Expert Commentary

FBarchive: A searchable repository of Facebook whistleblower documents

Journalists, researchers and the public can now access a searchable database of Facebook whistleblower documents, including internal chat threads, reports, presentations and more.

FBarchive
(Kenny Eliason / Unsplash)

In September 2021, the Wall Street Journal began publishing a series of articles exposing the inner workings of Facebook and subsidiaries such as Instagram, including evidence that company insiders knew Instagram made teen girls’ body image issues worse and that Facebook leaders did little to curb recruitment activities of human traffickers and drug cartels.

Much of that reporting was based on a trove of documents and images leaked by former Facebook product manager Frances Haugen, who came forward publicly several weeks after the series published.

(In October 2021, Facebook Inc., the parent company, was rebranded as Meta Platforms Inc., an effort at least six months in the making that some commentators in the news media noted might have had the effect of blunting public backlash following Haugen’s leaks.)

In November 2021, Harvard Kennedy School’s Public Interest Tech Lab received an anonymous drop of information from the Haugen leak, comprising roughly 20,000 images and more than 800 internal Facebook documents, such as chat threads and research, starting from 2016.

As of October 18, 2023, that information is available to the public, in a searchable format, via a virtual tool called FBarchive. Users need to register for a free account to access the archive.

FBarchive is designed to help researchers, journalists and policymakers understand how, why and when decisions have been made at some of the most influential social media platforms in the world. The project is led by Latanya Sweeney, a technology professor at Harvard who heads the Public Interest Tech Lab.

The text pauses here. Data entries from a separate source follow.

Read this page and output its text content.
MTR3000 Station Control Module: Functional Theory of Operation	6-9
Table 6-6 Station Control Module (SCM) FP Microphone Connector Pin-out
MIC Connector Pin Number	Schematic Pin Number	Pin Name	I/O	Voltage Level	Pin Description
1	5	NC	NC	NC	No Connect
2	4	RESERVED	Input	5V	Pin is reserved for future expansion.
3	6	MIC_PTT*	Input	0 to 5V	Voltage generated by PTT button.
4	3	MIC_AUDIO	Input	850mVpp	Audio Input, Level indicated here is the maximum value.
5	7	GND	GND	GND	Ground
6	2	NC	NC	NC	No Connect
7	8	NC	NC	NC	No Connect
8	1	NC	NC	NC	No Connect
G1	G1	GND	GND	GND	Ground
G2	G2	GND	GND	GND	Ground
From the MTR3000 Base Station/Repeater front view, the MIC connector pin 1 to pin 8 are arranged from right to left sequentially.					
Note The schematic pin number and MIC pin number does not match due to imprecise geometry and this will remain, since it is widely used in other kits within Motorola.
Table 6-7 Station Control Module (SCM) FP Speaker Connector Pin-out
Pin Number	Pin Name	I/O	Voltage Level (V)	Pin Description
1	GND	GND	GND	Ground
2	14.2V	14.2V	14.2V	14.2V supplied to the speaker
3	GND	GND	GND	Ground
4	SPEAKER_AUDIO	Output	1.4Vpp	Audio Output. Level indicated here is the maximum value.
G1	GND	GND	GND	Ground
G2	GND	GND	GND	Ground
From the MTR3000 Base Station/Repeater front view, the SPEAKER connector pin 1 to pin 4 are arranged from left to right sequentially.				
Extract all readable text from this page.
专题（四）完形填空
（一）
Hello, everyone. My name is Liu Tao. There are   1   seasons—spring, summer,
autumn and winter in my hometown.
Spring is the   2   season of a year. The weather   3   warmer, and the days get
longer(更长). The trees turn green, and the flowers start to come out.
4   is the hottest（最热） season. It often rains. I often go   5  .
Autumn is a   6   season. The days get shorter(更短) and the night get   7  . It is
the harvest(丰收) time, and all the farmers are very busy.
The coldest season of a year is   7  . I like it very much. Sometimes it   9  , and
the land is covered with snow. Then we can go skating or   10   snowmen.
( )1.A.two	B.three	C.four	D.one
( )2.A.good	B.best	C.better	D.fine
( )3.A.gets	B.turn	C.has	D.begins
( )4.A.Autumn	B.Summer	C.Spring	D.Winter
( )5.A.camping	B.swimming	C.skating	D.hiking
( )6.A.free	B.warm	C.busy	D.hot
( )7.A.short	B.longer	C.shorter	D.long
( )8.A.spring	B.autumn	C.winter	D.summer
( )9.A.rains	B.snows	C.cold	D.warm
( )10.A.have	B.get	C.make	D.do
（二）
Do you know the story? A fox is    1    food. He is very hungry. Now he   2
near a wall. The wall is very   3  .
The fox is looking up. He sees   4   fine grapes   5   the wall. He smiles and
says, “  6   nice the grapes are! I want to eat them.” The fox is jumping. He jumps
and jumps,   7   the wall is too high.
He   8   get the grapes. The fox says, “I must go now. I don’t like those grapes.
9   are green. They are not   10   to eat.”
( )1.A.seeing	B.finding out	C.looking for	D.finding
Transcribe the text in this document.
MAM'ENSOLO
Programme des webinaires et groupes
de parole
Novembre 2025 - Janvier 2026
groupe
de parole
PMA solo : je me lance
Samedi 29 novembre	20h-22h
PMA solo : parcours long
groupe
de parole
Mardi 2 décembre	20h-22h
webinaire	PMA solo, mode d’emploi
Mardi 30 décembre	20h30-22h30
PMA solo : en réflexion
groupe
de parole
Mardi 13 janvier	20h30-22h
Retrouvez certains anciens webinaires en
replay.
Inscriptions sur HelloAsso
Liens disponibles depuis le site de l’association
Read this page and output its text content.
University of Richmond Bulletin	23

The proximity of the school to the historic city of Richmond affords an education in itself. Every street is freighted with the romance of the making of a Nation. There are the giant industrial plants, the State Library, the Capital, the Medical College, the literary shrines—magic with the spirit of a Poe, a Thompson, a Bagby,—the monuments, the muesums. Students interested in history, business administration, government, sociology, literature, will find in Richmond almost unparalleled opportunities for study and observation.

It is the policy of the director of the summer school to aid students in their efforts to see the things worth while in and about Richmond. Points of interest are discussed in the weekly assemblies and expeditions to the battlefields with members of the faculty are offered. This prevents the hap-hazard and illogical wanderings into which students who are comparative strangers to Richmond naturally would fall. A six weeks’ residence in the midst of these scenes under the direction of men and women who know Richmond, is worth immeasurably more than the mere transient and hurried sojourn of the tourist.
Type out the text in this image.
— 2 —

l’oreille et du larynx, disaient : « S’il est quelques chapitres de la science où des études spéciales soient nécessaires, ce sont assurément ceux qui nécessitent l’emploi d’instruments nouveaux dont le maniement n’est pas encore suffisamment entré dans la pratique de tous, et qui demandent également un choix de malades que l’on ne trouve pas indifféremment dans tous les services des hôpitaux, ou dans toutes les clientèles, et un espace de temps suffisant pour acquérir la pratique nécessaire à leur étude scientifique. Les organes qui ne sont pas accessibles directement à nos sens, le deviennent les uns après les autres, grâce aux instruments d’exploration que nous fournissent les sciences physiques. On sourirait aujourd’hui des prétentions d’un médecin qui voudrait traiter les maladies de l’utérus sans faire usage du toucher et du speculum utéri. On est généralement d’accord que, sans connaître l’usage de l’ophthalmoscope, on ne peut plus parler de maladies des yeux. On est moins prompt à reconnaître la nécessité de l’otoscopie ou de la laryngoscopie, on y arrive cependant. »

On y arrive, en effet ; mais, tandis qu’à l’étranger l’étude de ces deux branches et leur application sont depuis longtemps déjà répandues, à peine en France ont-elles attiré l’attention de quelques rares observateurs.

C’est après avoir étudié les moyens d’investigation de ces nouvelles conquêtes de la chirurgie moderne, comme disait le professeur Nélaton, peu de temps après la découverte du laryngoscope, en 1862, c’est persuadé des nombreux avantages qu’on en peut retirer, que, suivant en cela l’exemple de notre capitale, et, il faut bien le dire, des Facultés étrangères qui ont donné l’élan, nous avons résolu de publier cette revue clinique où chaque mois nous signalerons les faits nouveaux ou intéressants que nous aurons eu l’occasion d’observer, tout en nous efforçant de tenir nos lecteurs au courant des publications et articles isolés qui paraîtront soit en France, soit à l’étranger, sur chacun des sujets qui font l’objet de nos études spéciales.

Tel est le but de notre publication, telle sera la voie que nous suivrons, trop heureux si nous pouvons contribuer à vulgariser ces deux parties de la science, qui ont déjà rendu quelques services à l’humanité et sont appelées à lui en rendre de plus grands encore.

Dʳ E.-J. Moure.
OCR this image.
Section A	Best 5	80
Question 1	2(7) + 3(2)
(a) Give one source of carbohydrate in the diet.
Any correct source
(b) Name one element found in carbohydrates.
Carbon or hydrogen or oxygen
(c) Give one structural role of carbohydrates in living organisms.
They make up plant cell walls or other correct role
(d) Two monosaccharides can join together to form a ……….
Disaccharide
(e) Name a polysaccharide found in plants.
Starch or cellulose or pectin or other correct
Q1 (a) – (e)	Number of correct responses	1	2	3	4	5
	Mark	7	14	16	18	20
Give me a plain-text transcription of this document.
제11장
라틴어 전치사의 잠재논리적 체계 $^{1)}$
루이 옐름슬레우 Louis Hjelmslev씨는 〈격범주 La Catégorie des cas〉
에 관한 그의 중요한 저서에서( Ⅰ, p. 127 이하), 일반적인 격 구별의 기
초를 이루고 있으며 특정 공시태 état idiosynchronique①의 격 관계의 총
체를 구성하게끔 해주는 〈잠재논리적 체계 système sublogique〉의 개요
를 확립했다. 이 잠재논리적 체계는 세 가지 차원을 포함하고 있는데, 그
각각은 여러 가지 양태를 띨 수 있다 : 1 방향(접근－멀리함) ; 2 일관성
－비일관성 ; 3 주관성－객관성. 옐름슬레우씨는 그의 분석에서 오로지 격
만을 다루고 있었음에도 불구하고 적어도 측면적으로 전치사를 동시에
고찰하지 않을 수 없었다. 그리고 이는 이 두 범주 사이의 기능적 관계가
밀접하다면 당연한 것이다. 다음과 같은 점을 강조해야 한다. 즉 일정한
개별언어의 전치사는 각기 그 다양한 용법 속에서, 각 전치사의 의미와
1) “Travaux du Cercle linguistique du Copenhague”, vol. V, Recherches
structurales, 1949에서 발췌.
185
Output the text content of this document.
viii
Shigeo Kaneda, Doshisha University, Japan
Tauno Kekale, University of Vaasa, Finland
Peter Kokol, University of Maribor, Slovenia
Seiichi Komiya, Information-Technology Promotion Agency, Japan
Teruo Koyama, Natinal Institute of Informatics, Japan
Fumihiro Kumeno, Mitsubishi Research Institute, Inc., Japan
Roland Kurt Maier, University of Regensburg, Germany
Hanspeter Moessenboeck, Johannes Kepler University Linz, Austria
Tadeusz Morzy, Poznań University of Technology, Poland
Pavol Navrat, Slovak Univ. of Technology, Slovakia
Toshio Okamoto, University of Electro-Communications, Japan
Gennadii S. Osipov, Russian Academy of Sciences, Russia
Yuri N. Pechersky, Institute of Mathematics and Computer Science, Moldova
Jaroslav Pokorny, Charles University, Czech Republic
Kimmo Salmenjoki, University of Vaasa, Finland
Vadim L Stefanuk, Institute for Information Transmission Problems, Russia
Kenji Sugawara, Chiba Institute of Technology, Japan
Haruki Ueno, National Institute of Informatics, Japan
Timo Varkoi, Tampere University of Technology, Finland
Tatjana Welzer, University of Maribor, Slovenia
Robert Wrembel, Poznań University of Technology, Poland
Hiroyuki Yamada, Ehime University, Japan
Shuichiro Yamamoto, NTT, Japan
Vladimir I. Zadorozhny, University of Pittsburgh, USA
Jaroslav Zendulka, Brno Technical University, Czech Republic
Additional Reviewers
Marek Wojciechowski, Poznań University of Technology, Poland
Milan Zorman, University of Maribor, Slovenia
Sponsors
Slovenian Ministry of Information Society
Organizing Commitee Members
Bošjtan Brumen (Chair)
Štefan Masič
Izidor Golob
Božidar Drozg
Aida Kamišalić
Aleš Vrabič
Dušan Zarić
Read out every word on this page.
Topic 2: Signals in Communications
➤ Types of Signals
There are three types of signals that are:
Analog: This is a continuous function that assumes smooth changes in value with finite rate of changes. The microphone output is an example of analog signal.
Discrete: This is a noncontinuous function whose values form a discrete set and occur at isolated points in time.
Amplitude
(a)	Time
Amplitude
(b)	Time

Sweeney says making these internal deliberations and thought processes public will help policymakers and technology researchers discover solutions to the problem of moderating content on social media platforms that billions of people use.

“We just don’t know how to do moderation at scale — we don’t have the technology, we don’t have the know-how — and that’s something that’s true on all of these platforms where we try to do moderation,” says Sweeney, a pioneer in the field of data privacy. “So, the question is, how should we do that? Can we look at these documents to see where the fault lines are and inspire new technologies, or new technological approaches?”

How to use FBarchive

Go to fbarchive.org and hit “Enter.” This will bring you to a sign-in page. First-time visitors will receive directions to sign up for a new account via the Public Interest Tech Lab’s MyDataCan platform. Harvard-affiliated users can sign in with their university ID. All other users can click “sign up” to create a username and password.

The primary gateway to accessing the FBarchive materials is a Boolean search bar, meaning certain operators, such as “and,” “or” or “not” will either broaden or restrict results. Anyone who wants to view a document in FBarchive needs to be logged in.

The search bar is useful for researchers and reporters who already have some focus on what they are interested in — for example, specific keywords or phrases related to body image, gender issues or global conflicts. Journalists and researchers can also get a general sense of what is in the archive by using broader terms — “drug cartels” or “human trafficking,” for example.

Users can also search for information about particular people, such as executives at Meta. The FBarchive team redacted names of people who likely have an expectation of privacy — a software engineer outside of top management, for example. Names of public figures, such as C-suite executives, politicians and celebrities, are not redacted.

To help users understand what they’re reading, Sweeney and her team created a glossary of terms and phrases found in the documents. The “audience problem,” for example, is “a term used internally to describe the years-long trend of declining post numbers on Facebook,” according to the glossary.

“There’s a lot of inside Facebook language in there,” Sweeney says.  

Fbarchive
When using FBarchive, click the book icon, circled above, to see the glossary.

Users can bookmark particular documents and images, and create their own tags, which can be used to curate collections of images and documents. For example, a journalist reporting on how social media affects body image could collect relevant images and documents by adding a “bodyimage” tag to them.

Enter a phrase then click the plus button to create a tag and apply it to a document you’re viewing.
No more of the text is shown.